[Update: The cop in the video, Officer Eric Casebolt, resigned on Wednesday.]
How does a country measure social progress? If the past weekend's incident at a Texas pool party was any indication at all, it's looking pretty dismal. On Monday evening, Jon Stewart tackled the Texas pool party incident on "The Daily Show" with Jessica Williams delivering a scathing commentary on social progress in America.
"How do you go from a pool party to this?" Stewart asked, on his segment, "Assault Swim," on Monday, cocking his finger in the shape of a gun.
He was talking about a video capturing one Officer Eric Casebolt's handling of black teenagers at a pool party in McKinney, Texas, that made national headlines for the cop's brazenly violent actions. Casebolt was filmed cursing and pulling his gun on the teenagers, throwing a 14-year-old girl onto the ground then kneeling on her back. The video caused nationwide outrage, as people pointed to the incident as yet another example of police brutality.

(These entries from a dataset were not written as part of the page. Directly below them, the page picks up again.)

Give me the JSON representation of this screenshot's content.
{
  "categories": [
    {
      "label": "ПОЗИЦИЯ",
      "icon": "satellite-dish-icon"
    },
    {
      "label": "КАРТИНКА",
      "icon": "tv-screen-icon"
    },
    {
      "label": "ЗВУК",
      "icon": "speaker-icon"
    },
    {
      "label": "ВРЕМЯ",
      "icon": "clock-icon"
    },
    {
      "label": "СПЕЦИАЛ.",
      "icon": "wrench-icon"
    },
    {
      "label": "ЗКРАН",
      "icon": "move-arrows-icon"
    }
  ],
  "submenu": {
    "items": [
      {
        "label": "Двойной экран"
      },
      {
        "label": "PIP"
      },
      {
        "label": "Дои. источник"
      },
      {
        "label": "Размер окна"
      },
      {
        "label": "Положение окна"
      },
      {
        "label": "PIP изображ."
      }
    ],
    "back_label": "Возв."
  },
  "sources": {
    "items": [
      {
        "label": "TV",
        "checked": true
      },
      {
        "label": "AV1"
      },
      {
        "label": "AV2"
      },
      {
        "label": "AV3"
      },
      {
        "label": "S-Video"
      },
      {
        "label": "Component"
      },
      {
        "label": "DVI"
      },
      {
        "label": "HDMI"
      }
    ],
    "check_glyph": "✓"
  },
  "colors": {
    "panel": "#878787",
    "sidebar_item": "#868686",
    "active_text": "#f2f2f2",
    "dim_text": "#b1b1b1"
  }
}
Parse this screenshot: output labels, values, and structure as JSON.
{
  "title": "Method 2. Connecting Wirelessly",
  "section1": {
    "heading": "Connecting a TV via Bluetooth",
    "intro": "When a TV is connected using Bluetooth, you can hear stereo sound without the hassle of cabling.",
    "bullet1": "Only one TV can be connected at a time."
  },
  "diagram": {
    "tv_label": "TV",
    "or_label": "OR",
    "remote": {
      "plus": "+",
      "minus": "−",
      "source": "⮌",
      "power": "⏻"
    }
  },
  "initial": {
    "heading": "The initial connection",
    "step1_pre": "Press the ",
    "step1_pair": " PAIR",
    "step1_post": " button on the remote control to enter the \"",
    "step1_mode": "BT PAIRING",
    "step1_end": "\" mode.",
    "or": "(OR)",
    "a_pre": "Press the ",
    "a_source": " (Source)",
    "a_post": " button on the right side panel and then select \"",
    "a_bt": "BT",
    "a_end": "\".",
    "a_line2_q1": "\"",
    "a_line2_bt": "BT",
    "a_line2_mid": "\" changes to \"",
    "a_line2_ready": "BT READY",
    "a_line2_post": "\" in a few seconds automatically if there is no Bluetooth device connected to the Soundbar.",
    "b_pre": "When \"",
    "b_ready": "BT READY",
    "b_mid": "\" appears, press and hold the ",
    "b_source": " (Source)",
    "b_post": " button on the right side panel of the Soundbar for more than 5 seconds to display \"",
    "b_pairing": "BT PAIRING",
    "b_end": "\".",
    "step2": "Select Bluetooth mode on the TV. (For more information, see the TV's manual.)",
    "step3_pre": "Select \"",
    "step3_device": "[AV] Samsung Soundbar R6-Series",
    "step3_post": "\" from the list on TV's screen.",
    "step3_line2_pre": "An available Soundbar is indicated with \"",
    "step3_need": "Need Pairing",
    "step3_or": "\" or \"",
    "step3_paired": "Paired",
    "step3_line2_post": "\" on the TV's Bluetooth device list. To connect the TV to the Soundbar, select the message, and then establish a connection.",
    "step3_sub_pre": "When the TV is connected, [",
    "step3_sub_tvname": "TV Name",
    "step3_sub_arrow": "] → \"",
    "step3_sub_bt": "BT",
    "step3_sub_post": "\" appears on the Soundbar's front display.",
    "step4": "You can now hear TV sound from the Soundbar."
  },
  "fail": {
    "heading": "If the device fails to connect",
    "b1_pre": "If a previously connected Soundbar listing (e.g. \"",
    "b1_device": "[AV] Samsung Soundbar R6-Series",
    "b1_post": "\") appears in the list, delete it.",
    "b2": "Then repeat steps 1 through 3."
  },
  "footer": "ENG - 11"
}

At one point in the video, Casebolt was seen telling the girl: "Get your a** on the ground!" Stewart had this to say:
He's telling her to get her ass on the ground and I believe it is literally on the ground. Not only is he being an a**hole, he's redundant.
For further perspective, Stewart called on "Senior Texas Aquatics Correspondent" Jessica Williams. Donning a pink bikini and full body armor — "a McKinney bikini" — Williams said that the incident actually demonstrated progress. Bewildered, Stewart reminded her that "a cop pulled his gun out and dragged a 14-year-old girl to the ground by her hair."
"Jon," she said, "it's progress because a cop pulled a gun on a group of black kids and nobody is dead."
Though the exact events leading up to Officer Casebolt's rampage remain unclear, media outlets reported that parents of the party's host called the police because some teenagers were allegedly present without "pool passes."
Brandon Brooks, the 15-year-old who filmed the video, said that race absolutely played a part in the incident, adding that he was scared when Casebolt acted the way he did:
I was one of the only white people in the area when that was happening. You can see in part of the video where he tells us to sit down, and he kinda like skips over me and tells all my African-American friends to go sit down.
I think [the 14-year-old girl] was quote unquote running her mouth, and she has freedom of speech and that was very uncalled for him to throw her to the ground. When he pulled his gun my heart dropped. As soon as he pulled out his gun, I thought he was going to shoot that kid. That was very scary.
The video has spurred many calls for Casebolt to be fired — he is currently on administrative leave — but others claim that the situation was blown out of proportion; that the teenagers were at fault for not obeying the police's orders.
But whether or not the officers were having trouble containing the situation, the disproportionately aggressive reaction was uncalled for. If the essence of policing a community lies in diffusing difficult situations, what Casebolt did was yet another example of the deep systemic problems in policing tactics across the country. Perhaps the need for an overhaul is most loudly spoken for when such confrontations have not only become a painful norm, but when we actually feel fortunate that they don't result in a death.